И тут на память всегда приходит непримиримый борец с иноземщиной президент Академии Российской Александр Семенович Шишков. Это его Пушкин, позволивший себе нерусский оборот в «Евгении Онегине», поддразнивал: «Шишков, прости: не знаю, как перевести».

Шишков был архаистом. Он считал, что для обозначения всех новых явлений и предметов слова можно найти в церковнославянском языке. На худой конец – сконструировать их из славянских корней. Вместо «геодезия» – «землемерие», вместо «анатомия» – "трупоразъятие». Владимир Жириновский с его словами-фантазмами – верный последователь Шишкова. Будто с начала 19-го столетия наука совсем не развивалась. То, что простительно первым российским лексикографам, никак нельзя простить людям 21-го века. Это первые российские лексикографы были убеждены, что у языка нет истории, что это абстрактное и неизменное во времени явление. Законопроект ЛДПР предполагает отбросить нацию во времена Шишкова, когда еще слыхом не слыхивали о законах исторического развития языка.
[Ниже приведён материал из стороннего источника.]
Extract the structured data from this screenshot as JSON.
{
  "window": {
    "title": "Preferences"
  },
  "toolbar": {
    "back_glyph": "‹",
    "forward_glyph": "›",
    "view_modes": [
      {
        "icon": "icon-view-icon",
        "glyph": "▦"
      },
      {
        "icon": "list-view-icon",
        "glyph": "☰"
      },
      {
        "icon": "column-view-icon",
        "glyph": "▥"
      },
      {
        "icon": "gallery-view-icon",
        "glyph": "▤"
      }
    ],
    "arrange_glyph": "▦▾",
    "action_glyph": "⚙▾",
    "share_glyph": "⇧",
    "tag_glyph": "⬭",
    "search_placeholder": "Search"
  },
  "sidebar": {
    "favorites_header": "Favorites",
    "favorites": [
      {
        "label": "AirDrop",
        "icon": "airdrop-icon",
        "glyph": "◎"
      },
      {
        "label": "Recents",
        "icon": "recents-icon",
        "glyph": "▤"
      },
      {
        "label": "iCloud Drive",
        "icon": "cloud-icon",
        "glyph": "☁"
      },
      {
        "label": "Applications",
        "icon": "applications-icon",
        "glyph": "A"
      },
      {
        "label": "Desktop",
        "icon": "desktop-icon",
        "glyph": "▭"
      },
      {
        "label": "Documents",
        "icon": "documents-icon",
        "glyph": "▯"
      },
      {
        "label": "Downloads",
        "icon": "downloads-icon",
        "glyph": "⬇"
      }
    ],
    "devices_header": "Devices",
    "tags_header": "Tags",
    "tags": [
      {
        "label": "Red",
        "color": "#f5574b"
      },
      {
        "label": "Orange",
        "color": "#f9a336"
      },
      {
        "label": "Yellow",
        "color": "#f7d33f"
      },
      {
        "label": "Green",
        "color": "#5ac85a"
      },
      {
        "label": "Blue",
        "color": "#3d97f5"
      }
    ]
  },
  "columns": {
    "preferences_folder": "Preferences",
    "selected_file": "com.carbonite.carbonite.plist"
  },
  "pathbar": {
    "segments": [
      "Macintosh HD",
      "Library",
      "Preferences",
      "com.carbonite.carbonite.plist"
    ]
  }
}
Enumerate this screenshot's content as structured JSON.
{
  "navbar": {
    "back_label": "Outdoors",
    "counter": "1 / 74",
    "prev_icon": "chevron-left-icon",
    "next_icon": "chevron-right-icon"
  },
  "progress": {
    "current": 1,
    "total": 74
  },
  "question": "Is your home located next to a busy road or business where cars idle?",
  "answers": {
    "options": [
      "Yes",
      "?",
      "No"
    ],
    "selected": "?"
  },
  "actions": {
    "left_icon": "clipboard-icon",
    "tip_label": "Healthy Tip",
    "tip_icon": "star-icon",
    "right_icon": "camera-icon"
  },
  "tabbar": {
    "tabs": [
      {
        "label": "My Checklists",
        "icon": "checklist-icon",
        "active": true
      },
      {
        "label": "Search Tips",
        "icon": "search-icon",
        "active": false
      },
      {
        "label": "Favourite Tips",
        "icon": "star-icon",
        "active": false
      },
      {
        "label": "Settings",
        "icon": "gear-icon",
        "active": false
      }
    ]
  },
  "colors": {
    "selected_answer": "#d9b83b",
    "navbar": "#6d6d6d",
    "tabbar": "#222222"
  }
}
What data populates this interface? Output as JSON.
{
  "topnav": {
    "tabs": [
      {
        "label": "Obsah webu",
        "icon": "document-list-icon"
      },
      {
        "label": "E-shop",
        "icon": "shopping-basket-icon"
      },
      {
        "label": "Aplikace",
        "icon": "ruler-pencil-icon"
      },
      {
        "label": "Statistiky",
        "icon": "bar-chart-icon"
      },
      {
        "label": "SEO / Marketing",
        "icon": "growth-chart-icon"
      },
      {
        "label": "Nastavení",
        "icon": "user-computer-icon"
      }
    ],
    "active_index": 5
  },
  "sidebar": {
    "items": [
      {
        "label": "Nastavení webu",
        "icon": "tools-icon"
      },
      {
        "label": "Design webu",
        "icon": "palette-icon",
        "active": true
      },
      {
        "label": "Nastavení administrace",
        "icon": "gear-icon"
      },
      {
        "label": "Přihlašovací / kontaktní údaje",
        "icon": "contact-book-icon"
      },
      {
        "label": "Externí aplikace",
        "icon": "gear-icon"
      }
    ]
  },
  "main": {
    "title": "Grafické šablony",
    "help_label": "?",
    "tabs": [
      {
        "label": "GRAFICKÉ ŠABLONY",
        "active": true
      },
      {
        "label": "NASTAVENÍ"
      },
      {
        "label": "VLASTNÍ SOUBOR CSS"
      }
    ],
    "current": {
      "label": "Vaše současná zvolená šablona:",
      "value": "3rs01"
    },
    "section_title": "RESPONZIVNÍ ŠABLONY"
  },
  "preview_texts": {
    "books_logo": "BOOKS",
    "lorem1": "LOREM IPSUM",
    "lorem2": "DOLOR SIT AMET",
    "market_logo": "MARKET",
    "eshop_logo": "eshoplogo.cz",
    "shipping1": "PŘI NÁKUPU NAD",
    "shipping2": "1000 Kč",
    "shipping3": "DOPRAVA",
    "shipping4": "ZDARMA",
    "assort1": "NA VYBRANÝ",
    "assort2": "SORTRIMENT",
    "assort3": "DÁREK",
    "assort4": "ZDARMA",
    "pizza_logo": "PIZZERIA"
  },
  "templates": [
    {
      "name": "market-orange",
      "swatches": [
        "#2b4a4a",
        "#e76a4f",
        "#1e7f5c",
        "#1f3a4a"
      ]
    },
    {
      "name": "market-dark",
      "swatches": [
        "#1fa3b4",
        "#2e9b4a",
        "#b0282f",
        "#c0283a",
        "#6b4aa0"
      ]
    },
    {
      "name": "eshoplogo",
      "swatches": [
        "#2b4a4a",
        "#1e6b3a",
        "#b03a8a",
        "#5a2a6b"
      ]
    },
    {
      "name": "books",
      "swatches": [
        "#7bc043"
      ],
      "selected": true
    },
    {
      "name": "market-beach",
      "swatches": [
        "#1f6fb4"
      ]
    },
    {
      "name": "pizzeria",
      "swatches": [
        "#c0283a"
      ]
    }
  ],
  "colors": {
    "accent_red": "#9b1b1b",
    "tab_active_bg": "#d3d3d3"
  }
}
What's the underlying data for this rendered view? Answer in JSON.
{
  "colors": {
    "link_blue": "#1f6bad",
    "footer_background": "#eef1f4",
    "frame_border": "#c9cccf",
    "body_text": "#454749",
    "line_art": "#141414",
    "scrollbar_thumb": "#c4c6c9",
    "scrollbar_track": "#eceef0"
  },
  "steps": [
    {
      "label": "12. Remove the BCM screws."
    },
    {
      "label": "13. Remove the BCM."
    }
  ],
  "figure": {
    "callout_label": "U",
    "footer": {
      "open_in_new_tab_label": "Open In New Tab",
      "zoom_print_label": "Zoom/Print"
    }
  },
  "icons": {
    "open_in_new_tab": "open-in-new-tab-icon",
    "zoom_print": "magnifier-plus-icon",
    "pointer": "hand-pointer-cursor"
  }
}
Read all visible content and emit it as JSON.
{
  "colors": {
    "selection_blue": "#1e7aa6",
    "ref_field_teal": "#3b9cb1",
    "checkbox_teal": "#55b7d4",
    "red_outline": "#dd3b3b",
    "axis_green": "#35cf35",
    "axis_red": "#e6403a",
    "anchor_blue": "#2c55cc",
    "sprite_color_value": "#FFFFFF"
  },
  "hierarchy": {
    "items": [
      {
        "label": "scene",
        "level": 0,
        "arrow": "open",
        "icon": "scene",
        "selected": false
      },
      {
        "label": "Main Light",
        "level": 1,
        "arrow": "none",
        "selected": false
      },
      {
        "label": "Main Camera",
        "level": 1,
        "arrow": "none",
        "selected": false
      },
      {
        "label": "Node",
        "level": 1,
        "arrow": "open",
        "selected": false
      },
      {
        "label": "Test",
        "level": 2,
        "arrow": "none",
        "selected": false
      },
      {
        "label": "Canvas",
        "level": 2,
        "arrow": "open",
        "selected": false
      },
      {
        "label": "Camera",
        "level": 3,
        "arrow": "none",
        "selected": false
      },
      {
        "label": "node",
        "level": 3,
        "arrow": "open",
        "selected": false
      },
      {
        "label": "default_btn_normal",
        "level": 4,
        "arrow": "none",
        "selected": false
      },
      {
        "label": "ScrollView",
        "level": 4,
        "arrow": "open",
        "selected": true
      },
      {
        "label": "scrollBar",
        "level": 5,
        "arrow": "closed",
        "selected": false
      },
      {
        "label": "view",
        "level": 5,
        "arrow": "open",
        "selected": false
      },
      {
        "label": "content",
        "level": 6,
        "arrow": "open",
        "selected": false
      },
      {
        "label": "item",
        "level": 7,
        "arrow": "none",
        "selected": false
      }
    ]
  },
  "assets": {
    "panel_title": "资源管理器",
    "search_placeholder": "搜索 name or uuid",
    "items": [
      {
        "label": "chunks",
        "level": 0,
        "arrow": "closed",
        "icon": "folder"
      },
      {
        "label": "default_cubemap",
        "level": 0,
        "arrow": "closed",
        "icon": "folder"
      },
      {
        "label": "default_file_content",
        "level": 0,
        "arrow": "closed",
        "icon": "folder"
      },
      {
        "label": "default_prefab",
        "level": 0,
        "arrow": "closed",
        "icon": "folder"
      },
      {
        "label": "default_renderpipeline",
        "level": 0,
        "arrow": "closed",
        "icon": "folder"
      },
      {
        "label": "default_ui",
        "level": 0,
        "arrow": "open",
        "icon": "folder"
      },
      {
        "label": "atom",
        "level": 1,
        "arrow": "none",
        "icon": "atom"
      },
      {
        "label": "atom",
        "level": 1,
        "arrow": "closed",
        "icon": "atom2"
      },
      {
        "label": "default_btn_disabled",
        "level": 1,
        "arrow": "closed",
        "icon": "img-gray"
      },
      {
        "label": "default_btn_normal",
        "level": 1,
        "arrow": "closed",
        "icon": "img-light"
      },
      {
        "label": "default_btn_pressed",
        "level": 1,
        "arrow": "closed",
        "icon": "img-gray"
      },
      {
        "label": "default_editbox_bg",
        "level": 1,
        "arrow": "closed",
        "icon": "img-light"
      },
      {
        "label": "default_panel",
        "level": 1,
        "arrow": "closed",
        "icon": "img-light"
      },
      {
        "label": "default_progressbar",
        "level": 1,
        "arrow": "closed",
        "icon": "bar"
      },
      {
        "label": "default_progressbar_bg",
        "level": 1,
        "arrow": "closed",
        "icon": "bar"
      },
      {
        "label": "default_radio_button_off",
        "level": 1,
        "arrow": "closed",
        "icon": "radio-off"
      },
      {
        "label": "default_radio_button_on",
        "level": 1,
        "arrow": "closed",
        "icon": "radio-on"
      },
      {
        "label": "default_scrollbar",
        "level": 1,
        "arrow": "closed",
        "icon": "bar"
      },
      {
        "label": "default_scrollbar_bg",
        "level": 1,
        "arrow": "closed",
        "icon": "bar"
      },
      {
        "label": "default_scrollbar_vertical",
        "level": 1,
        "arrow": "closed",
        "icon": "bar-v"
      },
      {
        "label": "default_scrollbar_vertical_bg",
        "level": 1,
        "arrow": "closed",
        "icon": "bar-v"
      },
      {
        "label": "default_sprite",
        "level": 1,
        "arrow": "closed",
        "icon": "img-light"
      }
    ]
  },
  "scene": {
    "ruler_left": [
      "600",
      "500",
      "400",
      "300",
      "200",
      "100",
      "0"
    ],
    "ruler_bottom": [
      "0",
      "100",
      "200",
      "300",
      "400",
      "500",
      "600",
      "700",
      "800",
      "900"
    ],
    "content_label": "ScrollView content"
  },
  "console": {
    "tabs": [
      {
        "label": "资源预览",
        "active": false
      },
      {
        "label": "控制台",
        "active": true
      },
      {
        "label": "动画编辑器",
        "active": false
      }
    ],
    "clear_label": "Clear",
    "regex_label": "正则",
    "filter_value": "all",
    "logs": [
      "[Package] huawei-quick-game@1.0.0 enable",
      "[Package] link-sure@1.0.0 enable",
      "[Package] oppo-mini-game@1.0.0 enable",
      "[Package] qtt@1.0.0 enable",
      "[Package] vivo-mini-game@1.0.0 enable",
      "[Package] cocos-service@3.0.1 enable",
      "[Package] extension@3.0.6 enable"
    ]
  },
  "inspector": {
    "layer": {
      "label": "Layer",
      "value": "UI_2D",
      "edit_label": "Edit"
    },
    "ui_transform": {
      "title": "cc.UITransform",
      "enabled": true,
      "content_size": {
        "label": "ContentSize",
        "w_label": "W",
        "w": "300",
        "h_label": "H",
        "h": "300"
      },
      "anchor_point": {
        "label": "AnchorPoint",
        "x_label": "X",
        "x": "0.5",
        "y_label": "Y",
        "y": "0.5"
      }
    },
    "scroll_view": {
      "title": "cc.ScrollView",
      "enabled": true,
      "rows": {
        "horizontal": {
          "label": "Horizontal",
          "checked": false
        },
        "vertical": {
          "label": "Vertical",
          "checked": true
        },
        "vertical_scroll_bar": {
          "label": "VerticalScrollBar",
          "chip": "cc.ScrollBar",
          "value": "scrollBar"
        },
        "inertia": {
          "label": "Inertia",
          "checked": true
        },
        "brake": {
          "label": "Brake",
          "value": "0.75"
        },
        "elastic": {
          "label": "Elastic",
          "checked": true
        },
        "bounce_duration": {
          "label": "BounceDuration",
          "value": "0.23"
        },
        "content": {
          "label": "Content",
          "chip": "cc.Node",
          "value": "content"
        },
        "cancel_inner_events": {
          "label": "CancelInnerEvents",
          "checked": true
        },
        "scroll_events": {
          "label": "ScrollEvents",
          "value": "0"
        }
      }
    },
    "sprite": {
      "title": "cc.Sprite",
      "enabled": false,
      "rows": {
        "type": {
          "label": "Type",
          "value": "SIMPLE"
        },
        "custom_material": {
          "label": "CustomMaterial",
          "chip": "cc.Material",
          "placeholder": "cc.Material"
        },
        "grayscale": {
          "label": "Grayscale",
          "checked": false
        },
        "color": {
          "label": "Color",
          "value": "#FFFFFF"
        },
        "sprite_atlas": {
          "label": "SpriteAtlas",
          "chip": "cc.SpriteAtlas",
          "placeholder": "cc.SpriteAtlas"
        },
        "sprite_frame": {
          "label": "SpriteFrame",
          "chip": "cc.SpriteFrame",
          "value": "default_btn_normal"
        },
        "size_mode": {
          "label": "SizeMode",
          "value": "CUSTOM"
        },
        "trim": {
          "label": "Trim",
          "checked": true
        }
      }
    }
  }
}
Обычный, пусть даже просвещенный читатель не всегда отдает себе отчет, какая глубокая пропасть уже отделяет нас от языка Пушкина и его современников. Иное дело лингвисты-текстологи. Литературные произведения они изучают не только по книжкам, но и по рукописям. Тут скажем спасибо русским классикам, сохранявшим и беловые варианты, и черновики. Главное же, там, где рядовому читателю все ясно, у лингвиста-текстолога – сплошные вопросы. Порой ответы лежат на поверхности. Порой их не суждено найти. Причин много, и одна из них – перемены в правописании. Многие строчки даже хрестоматийных произведений 19-го, «золотого века» русской литературы современники понимали иначе, чем мы, нынешние. Самый простой пример, понятный всем, кто хоть раз держал в руках дореволюционное издание: до известной реформы языка существовали две буквы, которые потом слились в одну. Это i (десятеричное), а также и (восьмеричное). Эти буквы служили для обозначения одного и того же звука, но – разграничения смыслов слова.

Руководитель Центра лингвистической текстологии и стиховедения Николай Перцов однажды в качестве примера напомнил мне такую строчку Баратынского – «Могилы мир печальный»:

Слово "мiр" означало вселенную, а "мир" покой. Читатель сразу видел, о чем идет речь. Конечно, можно возразить: что имеется в виду, понятно из контекста. В ряде случаев это так, но не всегда. Бывает, можно понять и так, и эдак. Когда мы видим в современном издании вот это "могилы мир печальный" – что это? Это может быть и покой могилы, а может осмысляться и как вселенная, вселенная Смерти.

Сейчас никто в здравом уме и трезвой памяти не станет требовать возврата в современную графику и десятеричного. Как говорится, поезд ушел. Больше ста лет прошло. Правила изменились. Точно так же обстоит дело с заимствованиями. Как известно, язык вмещает их в себя ровно столько, сколько может вместить. Лишнего не возьмет. А если и возьмет – на пробу, то вскоре отторгнет.